Sunday, May 27, 2012

A quick frown



I know this is the blog "Things that make me smile" but today something happened and I need to get it out.

I got a call from a sister missionary stating that one of my close friends had given her my number because i was in a place where i needed to get "help" or whatever.
Normally a call like this wouldnt have bugged me, but in high school she was my friend she accepted me for me never pushed her religion on me and i never pushed my beliefs on her.

Since high school I have moved further away from any and all religions, and i know she knows. She was always the one best mormon friend I had that never tried to convert me. I feel betrayed for lack of a better word. She gave my number away knowing fully where I stand on this religion issue. I posted these lyrics on facebook:

"And following their rules is such a God foresaken bore, 
Now I say God because I'm programmed, 
But I believe in none"- The Noose Tech N9ne

And I think that contributed to her wanting to "help" me. But thats honestly how I feel. I am me, i believe in what i believe i do what i believe is morally right or i try my hardest to be the best Gabby I can be.

I think the reason i feel most betrayed is that she knows me, she accepted me for who i am and what i do, but now she doesnt. Am i a worse person? what happened where all of a sudden being me isnt good enough. Why cant people accept me for me. I think Im a decent person I think how i want to live my life is just fine. I have an AMAZING husband who loves me for me, the bestest of friends who remind me almost every day that they love me. 

I dont know how to even bring up to her how upset i feel that im not good enough the way i am, or that how i feel by having her betray me and give my number to a missionary. I understand she just got back from her mission and is getting temple married and is very up on her church i get it but it still upsets me deeply. 

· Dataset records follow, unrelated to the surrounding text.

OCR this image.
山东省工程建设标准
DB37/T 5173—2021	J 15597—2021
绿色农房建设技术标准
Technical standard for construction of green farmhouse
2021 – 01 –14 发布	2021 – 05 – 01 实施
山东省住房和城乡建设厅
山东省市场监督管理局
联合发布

I have no problem sharing my religious views with anyone, if they ask for them. Im not going to spew what i believe and why to strangers, i dont need to explain myself. All anyone needs to know is that i am agnostic, meaning I dont know what i am, i am discovering myself and where i belong. Some religions i know 100% i dont belong in. But I want to figure it out by myself, not have someone push me in the direction they want for me

I would really appreciate some feedback on how to handle the convo with my friend and what to tell the missionary when she calls again.